Things get a bit more interesting if you make the proposition more complex. Let's say "what are the chances of losing 3 out of 5 battles with 75% chance of winning?" The answer is one in 11.3, so that's rare but not massively unlikely. The sum for that is 0.75*0.75*0.25*0.25*0.25 then multiply the whole thing by 10 (why 10? Because there are 10 possible combinations for the proposition to happen, eg WWLLL, WLWLL, LLWWL and so on - google binomial distribution for more info :))

The main thing here though, as others have stated, is that it's not the numbers being screwy but the person. Perception bias meaning people pick up on the oddities more.
 
And OFC, there is the fact that most players will see far more fights in the 70-100% area than on the 0-30% due to the fact that rationality demands that you war with the best units possible ;) Thus it is less probable for those players to see miraculous 5 consecutive wins @ 5% than rotten luck 5 consecutive 95% losses ;)
 
The problem with civ IV battles isn't that they're random outcomes, but rather that the game is designed in such a way that there are situations that occur where a few or even a single outcome can have huge implications on the game or end it outright. Early rushes (or rush defenses) and barbs are probably the most flagrant examples, although watching the AI intercept 5 tactical nukes in a row twice in one turn (IE 2 5 intercept stretches) is a later-game example if you really, really needed that city cleared.
 
I've read that the combat odds are misleading under two circumstances:

1. Drill promotions. I assume that these are simply not factored in to the winning percentage... e.g. that a badly wounded Drill IV infantry will stand a much better chance of defeating that last defending full-health catapult than the odds would suggest.

2. Two-movement terrain modifications. Let's say that you're HA rushing a city from two tiles away. You're presented with 75% odds, but once you move next to the city you have to cross a river. The game won't provide you with the modified odds, although it does factor in the defense bonus should you choose to attack.

Perhaps someone better informed on combat mechanics could confirm or refute these exceptions?
 
It's about the same thing with RNG as with Democracy - it's a bad system, but the best system we have for the game.

for example vs some city defending archers a swordsman with 2 combat and a shock promotions gets a much higher chances compared to a swordsman with 3 city raider promotions.

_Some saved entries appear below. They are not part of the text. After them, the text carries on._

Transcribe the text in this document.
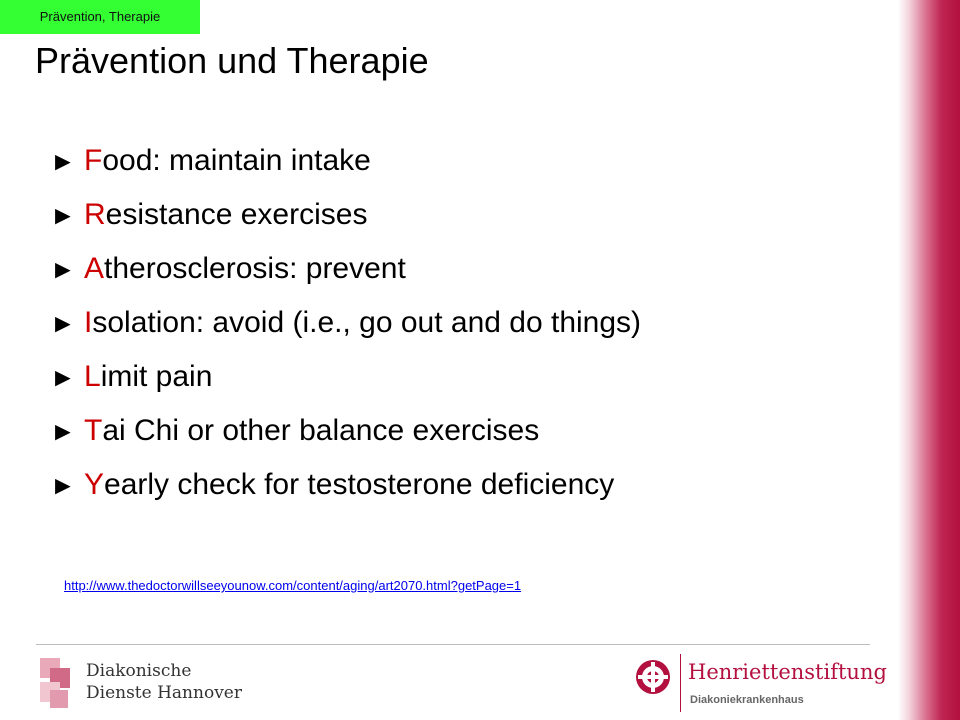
Prävention, Therapie
Prävention und Therapie
► F ood: maintain intake
► R esistance exercises
► A therosclerosis: prevent
► I solation: avoid (i.e., go out and do things)
► L imit pain
► T ai Chi or other balance exercises
► Y early check for testosterone deficiency
http://www.thedoctorwillseeyounow.com/content/aging/art2070.html?getPage=1
Diakonische
Dienste Hannover
Henriettenstiftung
Diakoniekrankenhaus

Picking that up as it's actually very interesting - i do remember that there was something with the promotions that made it actually better for the attacker to chose combat if he's attacking a very weak unit, as CR weakens the defender and does not strengthen the attacker ->

Praet vs. Archer non-fortified in a city

Combat 1: 8.8 strength, 0.8 strength gained relative to the archer
CR1: -20% for the Archer (so it's not 3 * 1.5 combat strength for him but 3 * 1.3) -> 0.6 strength gained for the praet relative to the archer

BUT that's only useful if you're only fighting very weak units like said archers, if you're fighting vs. Axes or LBs, CR becomes much better again. At least when attacking cities, ofc ;)

Read it here @ "Defender's modified strength": http://www.civfanatics.com/civ4/strategy/combat_explained.php

Your example could be true if the Archer's already damaged.